Why Cocoon Is Being Built
According to Durov, the growing popularity of AI models has led many users to surrender increasing amounts of personal data to centralized AI providers — often more than necessary for the task. Cocoon is designed to counter this: by decentralizing AI compute and building privacy protections from the ground up, it aims to give users an AI option that doesn’t compromise their digital freedom.
Moreover, Cocoon offers a new economic model: individuals with spare GPU capacity can monetize their hardware by joining the network and earning TON tokens. This helps decentralize AI infrastructure and reduce reliance on large cloud providers seen by Durov as “expensive intermediaries.”
Launch and Early Deployment
- The project was first announced at the Blockchain Life 2025 conference in Dubai on October 29, 2025.
- Cocoon officially went live on November 30, 2025. According to Durov, the “first AI requests from users are now being processed” with full confidentiality, and GPU owners have already started earning TON in exchange for their computing power.
- The platform is now open for GPU owners and developers who want to contribute computing power, run AI models, or integrate their apps with Cocoon.
What Cocoon Could Mean for the Future of AI & Privacy
- Decentralized AI alternative: By leveraging distributed GPU resources and blockchain infrastructure, Cocoon could reduce dependence on major cloud-AI providers, potentially lowering costs and democratizing access to AI compute.
- Enhanced privacy for users: Confidential compute and encryption mean user data — prompts, inputs, even outputs — remain hidden from anyone except the user. This may ease privacy concerns that are increasingly common with AI tools.
- New income streams for individuals/hobbyists: GPU owners who are not part of large data centers could monetize their idle hardware, turning personal computers into contributors to the global AI infrastructure.
- Integration with existing ecosystems: Because Cocoon is backed by Telegram, it may reach a large user base quickly. Telegram itself is expected to be the network’s first major client, integrating Cocoon-powered AI features (e.g. bots, assistants, smart replies) into its platform.

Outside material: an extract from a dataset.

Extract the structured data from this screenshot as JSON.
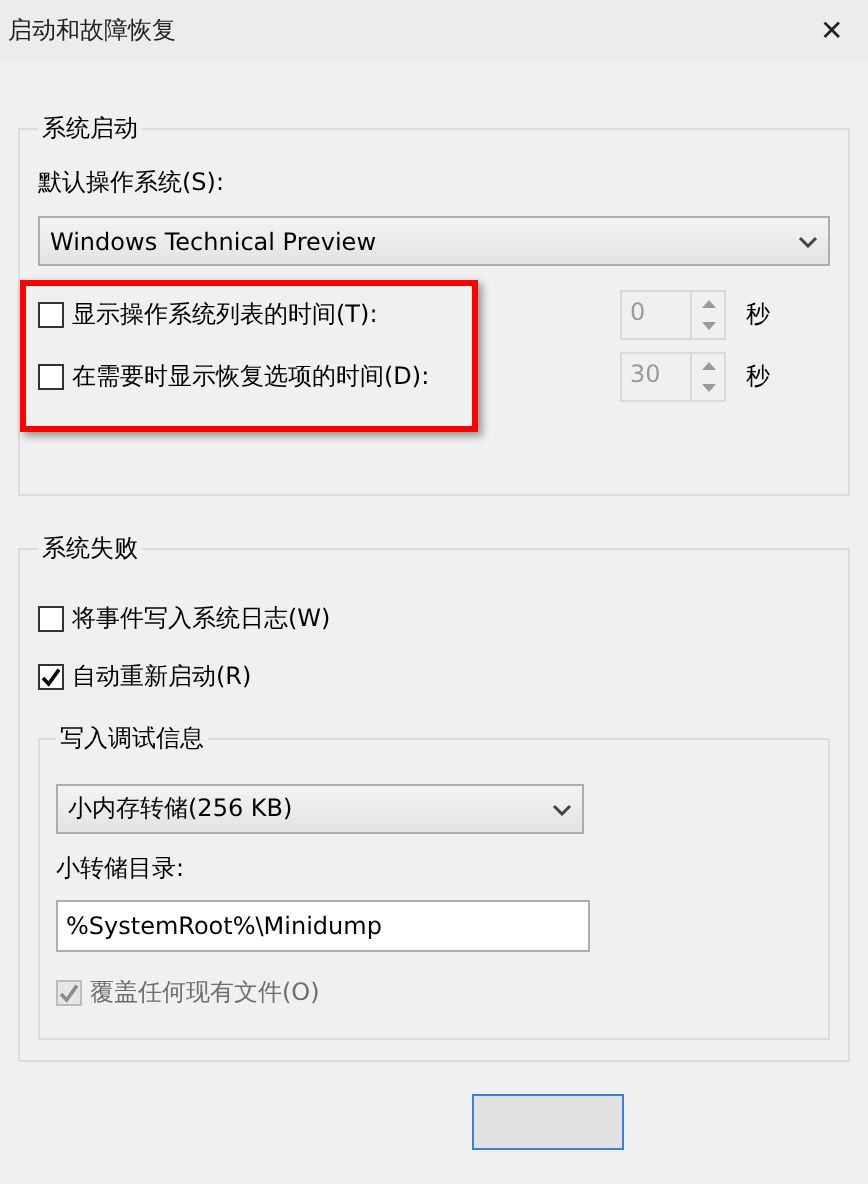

Challenges and Open Questions
While Cocoon is promising, several challenges and uncertainties remain:
- Performance vs. central cloud: It is unclear whether a decentralized network of distributed GPUs can match the performance, speed, and reliability of centralized cloud-AI providers — especially for large models and latency-sensitive tasks.
- Node hardware and security: For confidentiality promises to hold, participating nodes must support trusted execution environments (TEEs) or equivalent secure hardware — not all GPUs or home setups may qualify.
- Adoption and scale: The concept relies on large numbers of GPU providers and AI-tasks demand. Without broad adoption, the network may struggle to maintain compute capacity, pricing competitiveness, or privacy guarantees.
- Trust and transparency: While blockchain and TEEs help, users will need assurance that the system truly keeps data private and that on-chain or off-chain policies are enforced.
Conclusion
Cocoon represents one of the first ambitious attempts to build a privacy-first, decentralized AI infrastructure rooted in blockchain and distributed compute. If successful, it could reshape how AI services are delivered and consumed — giving users more control over data, offering GPU owners new earning opportunities, and challenging centralized AI-cloud dominance.
Whether Cocoon can scale, maintain performance and privacy, and attract enough users remains to be seen — but its launch marks a bold experiment at the intersection of Web3, AI, and digital privacy.